Diese Arbeitsstellen gibt es heute nicht mehr, abr die Menschen, die keine Entscheidungen treffen können, die gibt es immer noch – es werden sogar immer mehr.
Nicht alle gehen deshalb zum IS, manche gehen auch einfach zu den Grünen, die sagen ihnen nämlich auch genau wie sie zu leben haben. Ein paar gehen auch zu den extremen Rechten, auch die verstehen sich darauf den Menschen einen festen Rahmen zu geben, auch wenn er nicht so extrem ins einzelne geht wie bei den Grünen. Und einige, die mit Politik nun mal gar nichts ím Sinn haben werden einfach psychisch krank. Bekommen Depressionen, verweigern sich beim Essen, schneiden sich selbst etc.
Seit Jahren erhöht sich die Anzahl von Personen, die betreutes Wohnen brauchen.
Unsere Generation – ich bin 60, hat von den Eltern noch eoin festes Korsett mitbekommen. Das tut man, das tut man nicht. Wir müssen nur innerhalb dieses Korsetts wählen.
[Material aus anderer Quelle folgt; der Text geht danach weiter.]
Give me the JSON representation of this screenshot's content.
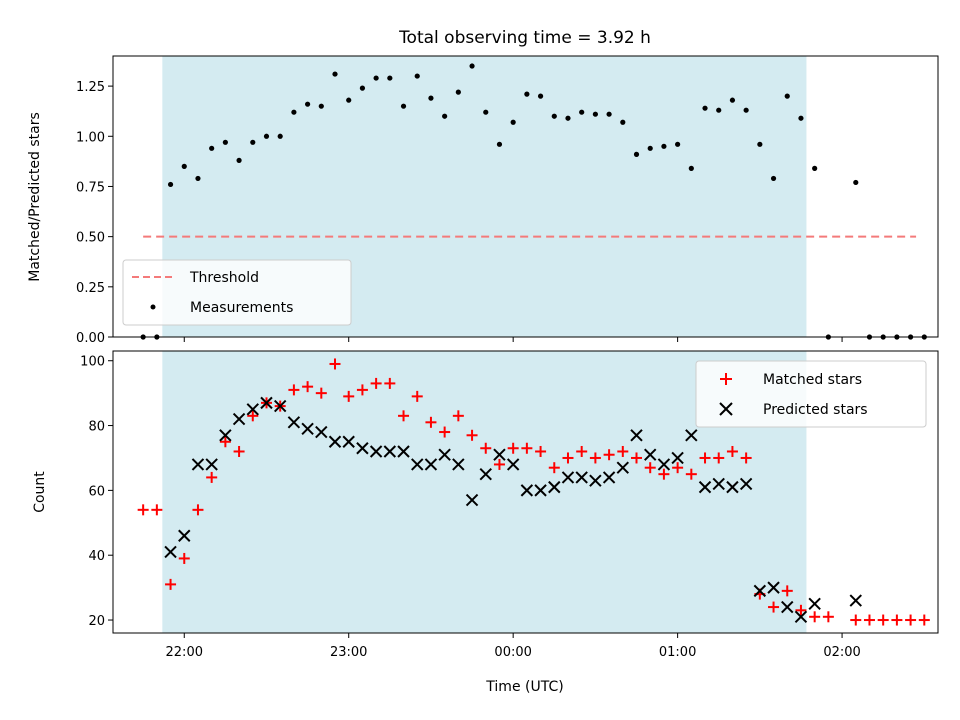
{
  "chart_data": [
    {
      "type": "scatter",
      "title": "Total observing time = 3.92 h",
      "xlabel": "",
      "ylabel": "Matched/Predicted stars",
      "xlim": [
        "21:34",
        "02:35"
      ],
      "ylim": [
        0,
        1.4
      ],
      "yticks": [
        0.0,
        0.25,
        0.5,
        0.75,
        1.0,
        1.25
      ],
      "ytick_labels": [
        "0.00",
        "0.25",
        "0.50",
        "0.75",
        "1.00",
        "1.25"
      ],
      "shaded_region": {
        "from": "21:52",
        "to": "01:47",
        "color": "#d4ebf1"
      },
      "threshold": {
        "name": "Threshold",
        "value": 0.5,
        "from": "21:45",
        "to": "02:27",
        "color": "#f47a7a",
        "style": "dashed"
      },
      "legend": {
        "location": "lower-left",
        "entries": [
          "Threshold",
          "Measurements"
        ]
      },
      "series": [
        {
          "name": "Measurements",
          "color": "#000000",
          "marker": "dot",
          "points": [
            [
              "21:45",
              0.0
            ],
            [
              "21:50",
              0.0
            ],
            [
              "21:55",
              0.76
            ],
            [
              "22:00",
              0.85
            ],
            [
              "22:05",
              0.79
            ],
            [
              "22:10",
              0.94
            ],
            [
              "22:15",
              0.97
            ],
            [
              "22:20",
              0.88
            ],
            [
              "22:25",
              0.97
            ],
            [
              "22:30",
              1.0
            ],
            [
              "22:35",
              1.0
            ],
            [
              "22:40",
              1.12
            ],
            [
              "22:45",
              1.16
            ],
            [
              "22:50",
              1.15
            ],
            [
              "22:55",
              1.31
            ],
            [
              "23:00",
              1.18
            ],
            [
              "23:05",
              1.24
            ],
            [
              "23:10",
              1.29
            ],
            [
              "23:15",
              1.29
            ],
            [
              "23:20",
              1.15
            ],
            [
              "23:25",
              1.3
            ],
            [
              "23:30",
              1.19
            ],
            [
              "23:35",
              1.1
            ],
            [
              "23:40",
              1.22
            ],
            [
              "23:45",
              1.35
            ],
            [
              "23:50",
              1.12
            ],
            [
              "23:55",
              0.96
            ],
            [
              "00:00",
              1.07
            ],
            [
              "00:05",
              1.21
            ],
            [
              "00:10",
              1.2
            ],
            [
              "00:15",
              1.1
            ],
            [
              "00:20",
              1.09
            ],
            [
              "00:25",
              1.12
            ],
            [
              "00:30",
              1.11
            ],
            [
              "00:35",
              1.11
            ],
            [
              "00:40",
              1.07
            ],
            [
              "00:45",
              0.91
            ],
            [
              "00:50",
              0.94
            ],
            [
              "00:55",
              0.95
            ],
            [
              "01:00",
              0.96
            ],
            [
              "01:05",
              0.84
            ],
            [
              "01:10",
              1.14
            ],
            [
              "01:15",
              1.13
            ],
            [
              "01:20",
              1.18
            ],
            [
              "01:25",
              1.13
            ],
            [
              "01:30",
              0.96
            ],
            [
              "01:35",
              0.79
            ],
            [
              "01:40",
              1.2
            ],
            [
              "01:45",
              1.09
            ],
            [
              "01:50",
              0.84
            ],
            [
              "01:55",
              0.0
            ],
            [
              "02:05",
              0.77
            ],
            [
              "02:10",
              0.0
            ],
            [
              "02:15",
              0.0
            ],
            [
              "02:20",
              0.0
            ],
            [
              "02:25",
              0.0
            ],
            [
              "02:30",
              0.0
            ]
          ]
        }
      ]
    },
    {
      "type": "scatter",
      "title": "",
      "xlabel": "Time (UTC)",
      "ylabel": "Count",
      "xlim": [
        "21:34",
        "02:35"
      ],
      "ylim": [
        16,
        103
      ],
      "yticks": [
        20,
        40,
        60,
        80,
        100
      ],
      "ytick_labels": [
        "20",
        "40",
        "60",
        "80",
        "100"
      ],
      "xticks": [
        "22:00",
        "23:00",
        "00:00",
        "01:00",
        "02:00"
      ],
      "xtick_labels": [
        "22:00",
        "23:00",
        "00:00",
        "01:00",
        "02:00"
      ],
      "shaded_region": {
        "from": "21:52",
        "to": "01:47",
        "color": "#d4ebf1"
      },
      "legend": {
        "location": "upper-right",
        "entries": [
          "Matched stars",
          "Predicted stars"
        ]
      },
      "series": [
        {
          "name": "Matched stars",
          "color": "#ff0000",
          "marker": "plus",
          "points": [
            [
              "21:45",
              54
            ],
            [
              "21:50",
              54
            ],
            [
              "21:55",
              31
            ],
            [
              "22:00",
              39
            ],
            [
              "22:05",
              54
            ],
            [
              "22:10",
              64
            ],
            [
              "22:15",
              75
            ],
            [
              "22:20",
              72
            ],
            [
              "22:25",
              83
            ],
            [
              "22:30",
              87
            ],
            [
              "22:35",
              86
            ],
            [
              "22:40",
              91
            ],
            [
              "22:45",
              92
            ],
            [
              "22:50",
              90
            ],
            [
              "22:55",
              99
            ],
            [
              "23:00",
              89
            ],
            [
              "23:05",
              91
            ],
            [
              "23:10",
              93
            ],
            [
              "23:15",
              93
            ],
            [
              "23:20",
              83
            ],
            [
              "23:25",
              89
            ],
            [
              "23:30",
              81
            ],
            [
              "23:35",
              78
            ],
            [
              "23:40",
              83
            ],
            [
              "23:45",
              77
            ],
            [
              "23:50",
              73
            ],
            [
              "23:55",
              68
            ],
            [
              "00:00",
              73
            ],
            [
              "00:05",
              73
            ],
            [
              "00:10",
              72
            ],
            [
              "00:15",
              67
            ],
            [
              "00:20",
              70
            ],
            [
              "00:25",
              72
            ],
            [
              "00:30",
              70
            ],
            [
              "00:35",
              71
            ],
            [
              "00:40",
              72
            ],
            [
              "00:45",
              70
            ],
            [
              "00:50",
              67
            ],
            [
              "00:55",
              65
            ],
            [
              "01:00",
              67
            ],
            [
              "01:05",
              65
            ],
            [
              "01:10",
              70
            ],
            [
              "01:15",
              70
            ],
            [
              "01:20",
              72
            ],
            [
              "01:25",
              70
            ],
            [
              "01:30",
              28
            ],
            [
              "01:35",
              24
            ],
            [
              "01:40",
              29
            ],
            [
              "01:45",
              23
            ],
            [
              "01:50",
              21
            ],
            [
              "01:55",
              21
            ],
            [
              "02:05",
              20
            ],
            [
              "02:10",
              20
            ],
            [
              "02:15",
              20
            ],
            [
              "02:20",
              20
            ],
            [
              "02:25",
              20
            ],
            [
              "02:30",
              20
            ]
          ]
        },
        {
          "name": "Predicted stars",
          "color": "#000000",
          "marker": "x",
          "points": [
            [
              "21:55",
              41
            ],
            [
              "22:00",
              46
            ],
            [
              "22:05",
              68
            ],
            [
              "22:10",
              68
            ],
            [
              "22:15",
              77
            ],
            [
              "22:20",
              82
            ],
            [
              "22:25",
              85
            ],
            [
              "22:30",
              87
            ],
            [
              "22:35",
              86
            ],
            [
              "22:40",
              81
            ],
            [
              "22:45",
              79
            ],
            [
              "22:50",
              78
            ],
            [
              "22:55",
              75
            ],
            [
              "23:00",
              75
            ],
            [
              "23:05",
              73
            ],
            [
              "23:10",
              72
            ],
            [
              "23:15",
              72
            ],
            [
              "23:20",
              72
            ],
            [
              "23:25",
              68
            ],
            [
              "23:30",
              68
            ],
            [
              "23:35",
              71
            ],
            [
              "23:40",
              68
            ],
            [
              "23:45",
              57
            ],
            [
              "23:50",
              65
            ],
            [
              "23:55",
              71
            ],
            [
              "00:00",
              68
            ],
            [
              "00:05",
              60
            ],
            [
              "00:10",
              60
            ],
            [
              "00:15",
              61
            ],
            [
              "00:20",
              64
            ],
            [
              "00:25",
              64
            ],
            [
              "00:30",
              63
            ],
            [
              "00:35",
              64
            ],
            [
              "00:40",
              67
            ],
            [
              "00:45",
              77
            ],
            [
              "00:50",
              71
            ],
            [
              "00:55",
              68
            ],
            [
              "01:00",
              70
            ],
            [
              "01:05",
              77
            ],
            [
              "01:10",
              61
            ],
            [
              "01:15",
              62
            ],
            [
              "01:20",
              61
            ],
            [
              "01:25",
              62
            ],
            [
              "01:30",
              29
            ],
            [
              "01:35",
              30
            ],
            [
              "01:40",
              24
            ],
            [
              "01:45",
              21
            ],
            [
              "01:50",
              25
            ],
            [
              "02:05",
              26
            ]
          ]
        }
      ]
    }
  ]
}
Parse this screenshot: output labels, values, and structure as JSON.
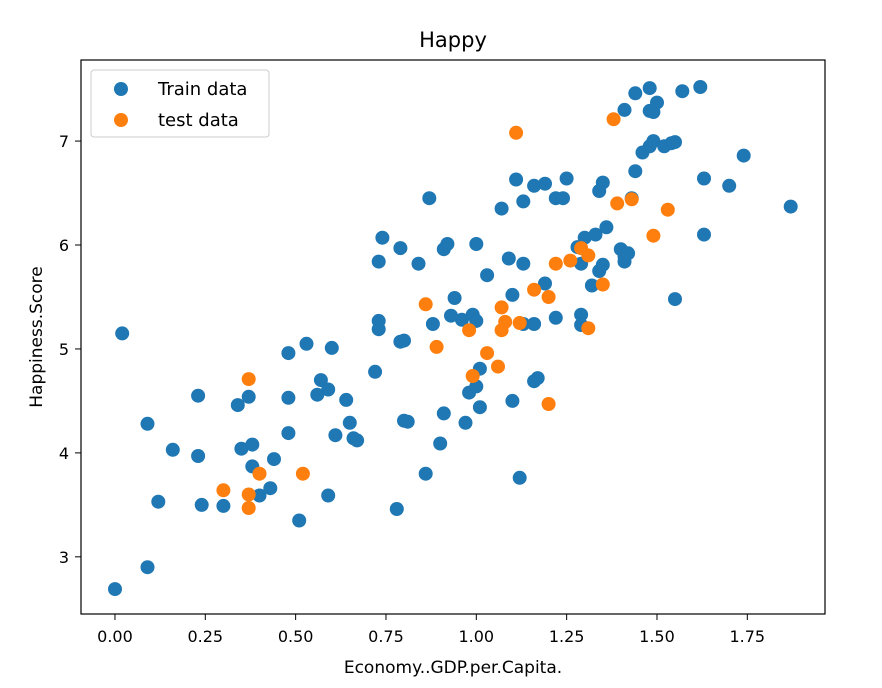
{
  "chart_data": {
    "type": "scatter",
    "title": "Happy",
    "xlabel": "Economy..GDP.per.Capita.",
    "ylabel": "Happiness.Score",
    "xlim": [
      -0.094,
      1.965
    ],
    "ylim": [
      2.45,
      7.78
    ],
    "xticks": [
      0.0,
      0.25,
      0.5,
      0.75,
      1.0,
      1.25,
      1.5,
      1.75
    ],
    "xtick_labels": [
      "0.00",
      "0.25",
      "0.50",
      "0.75",
      "1.00",
      "1.25",
      "1.50",
      "1.75"
    ],
    "yticks": [
      3,
      4,
      5,
      6,
      7
    ],
    "ytick_labels": [
      "3",
      "4",
      "5",
      "6",
      "7"
    ],
    "grid": false,
    "legend_position": "top-left",
    "series": [
      {
        "name": "Train data",
        "color": "#1f77b4",
        "points": [
          [
            0.0,
            2.69
          ],
          [
            0.02,
            5.15
          ],
          [
            0.09,
            2.9
          ],
          [
            0.09,
            4.28
          ],
          [
            0.12,
            3.53
          ],
          [
            0.16,
            4.03
          ],
          [
            0.23,
            3.97
          ],
          [
            0.23,
            4.55
          ],
          [
            0.24,
            3.5
          ],
          [
            0.3,
            3.49
          ],
          [
            0.34,
            4.46
          ],
          [
            0.35,
            4.04
          ],
          [
            0.37,
            4.54
          ],
          [
            0.38,
            3.87
          ],
          [
            0.38,
            4.08
          ],
          [
            0.4,
            3.59
          ],
          [
            0.43,
            3.66
          ],
          [
            0.44,
            3.94
          ],
          [
            0.48,
            4.19
          ],
          [
            0.48,
            4.53
          ],
          [
            0.48,
            4.96
          ],
          [
            0.51,
            3.35
          ],
          [
            0.53,
            5.05
          ],
          [
            0.56,
            4.56
          ],
          [
            0.57,
            4.7
          ],
          [
            0.59,
            4.61
          ],
          [
            0.59,
            3.59
          ],
          [
            0.6,
            5.01
          ],
          [
            0.61,
            4.17
          ],
          [
            0.64,
            4.51
          ],
          [
            0.65,
            4.29
          ],
          [
            0.66,
            4.14
          ],
          [
            0.67,
            4.12
          ],
          [
            0.72,
            4.78
          ],
          [
            0.73,
            5.27
          ],
          [
            0.73,
            5.19
          ],
          [
            0.73,
            5.84
          ],
          [
            0.74,
            6.07
          ],
          [
            0.78,
            3.46
          ],
          [
            0.79,
            5.07
          ],
          [
            0.79,
            5.97
          ],
          [
            0.8,
            5.08
          ],
          [
            0.8,
            4.31
          ],
          [
            0.81,
            4.3
          ],
          [
            0.84,
            5.82
          ],
          [
            0.86,
            3.8
          ],
          [
            0.87,
            6.45
          ],
          [
            0.88,
            5.24
          ],
          [
            0.9,
            4.09
          ],
          [
            0.91,
            4.38
          ],
          [
            0.91,
            5.96
          ],
          [
            0.92,
            6.01
          ],
          [
            0.93,
            5.32
          ],
          [
            0.94,
            5.49
          ],
          [
            0.96,
            5.28
          ],
          [
            0.97,
            4.29
          ],
          [
            0.98,
            4.58
          ],
          [
            0.99,
            5.33
          ],
          [
            1.0,
            5.27
          ],
          [
            1.0,
            4.64
          ],
          [
            1.0,
            6.01
          ],
          [
            1.01,
            4.81
          ],
          [
            1.01,
            4.44
          ],
          [
            1.03,
            5.71
          ],
          [
            1.07,
            6.35
          ],
          [
            1.09,
            5.87
          ],
          [
            1.1,
            5.52
          ],
          [
            1.1,
            4.5
          ],
          [
            1.11,
            6.63
          ],
          [
            1.12,
            3.76
          ],
          [
            1.13,
            6.42
          ],
          [
            1.13,
            5.82
          ],
          [
            1.13,
            5.24
          ],
          [
            1.16,
            5.24
          ],
          [
            1.16,
            6.57
          ],
          [
            1.16,
            4.69
          ],
          [
            1.17,
            4.72
          ],
          [
            1.19,
            6.59
          ],
          [
            1.19,
            5.63
          ],
          [
            1.22,
            6.45
          ],
          [
            1.22,
            5.3
          ],
          [
            1.24,
            6.45
          ],
          [
            1.25,
            6.64
          ],
          [
            1.28,
            5.98
          ],
          [
            1.29,
            5.82
          ],
          [
            1.29,
            5.33
          ],
          [
            1.29,
            5.23
          ],
          [
            1.3,
            6.07
          ],
          [
            1.32,
            5.61
          ],
          [
            1.33,
            6.1
          ],
          [
            1.34,
            6.52
          ],
          [
            1.34,
            5.75
          ],
          [
            1.35,
            5.81
          ],
          [
            1.35,
            6.6
          ],
          [
            1.36,
            6.17
          ],
          [
            1.4,
            5.96
          ],
          [
            1.41,
            7.3
          ],
          [
            1.41,
            5.84
          ],
          [
            1.41,
            5.89
          ],
          [
            1.42,
            5.92
          ],
          [
            1.43,
            6.45
          ],
          [
            1.44,
            6.71
          ],
          [
            1.44,
            7.46
          ],
          [
            1.46,
            6.89
          ],
          [
            1.48,
            7.29
          ],
          [
            1.48,
            7.51
          ],
          [
            1.48,
            6.95
          ],
          [
            1.49,
            7.0
          ],
          [
            1.49,
            7.28
          ],
          [
            1.5,
            7.37
          ],
          [
            1.52,
            6.95
          ],
          [
            1.54,
            6.98
          ],
          [
            1.55,
            6.99
          ],
          [
            1.55,
            5.48
          ],
          [
            1.57,
            7.48
          ],
          [
            1.62,
            7.52
          ],
          [
            1.63,
            6.64
          ],
          [
            1.63,
            6.1
          ],
          [
            1.7,
            6.57
          ],
          [
            1.74,
            6.86
          ],
          [
            1.87,
            6.37
          ]
        ]
      },
      {
        "name": "test data",
        "color": "#ff7f0e",
        "points": [
          [
            0.3,
            3.64
          ],
          [
            0.37,
            4.71
          ],
          [
            0.37,
            3.6
          ],
          [
            0.37,
            3.47
          ],
          [
            0.4,
            3.8
          ],
          [
            0.52,
            3.8
          ],
          [
            0.86,
            5.43
          ],
          [
            0.89,
            5.02
          ],
          [
            0.98,
            5.18
          ],
          [
            0.99,
            4.74
          ],
          [
            1.03,
            4.96
          ],
          [
            1.06,
            4.83
          ],
          [
            1.07,
            5.18
          ],
          [
            1.07,
            5.4
          ],
          [
            1.08,
            5.26
          ],
          [
            1.11,
            7.08
          ],
          [
            1.12,
            5.25
          ],
          [
            1.16,
            5.57
          ],
          [
            1.2,
            5.5
          ],
          [
            1.2,
            4.47
          ],
          [
            1.22,
            5.82
          ],
          [
            1.26,
            5.85
          ],
          [
            1.29,
            5.97
          ],
          [
            1.31,
            5.9
          ],
          [
            1.31,
            5.2
          ],
          [
            1.35,
            5.62
          ],
          [
            1.38,
            7.21
          ],
          [
            1.39,
            6.4
          ],
          [
            1.43,
            6.44
          ],
          [
            1.49,
            6.09
          ],
          [
            1.53,
            6.34
          ]
        ]
      }
    ]
  }
}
Wir müssen nicht jede neue Geschmacksrichtung beim Joghuert probieren, wir wissen, dass uns Erdbeer gut, Apfel aber schlecht schmeckt. Aber was sollen die jungen Menschen machen, denen kein Korsett mitgegeben wird, die nur grenzenlose Freiheit kennen, die nun einmal auch grenzenlose Entscheidungen bedeutet?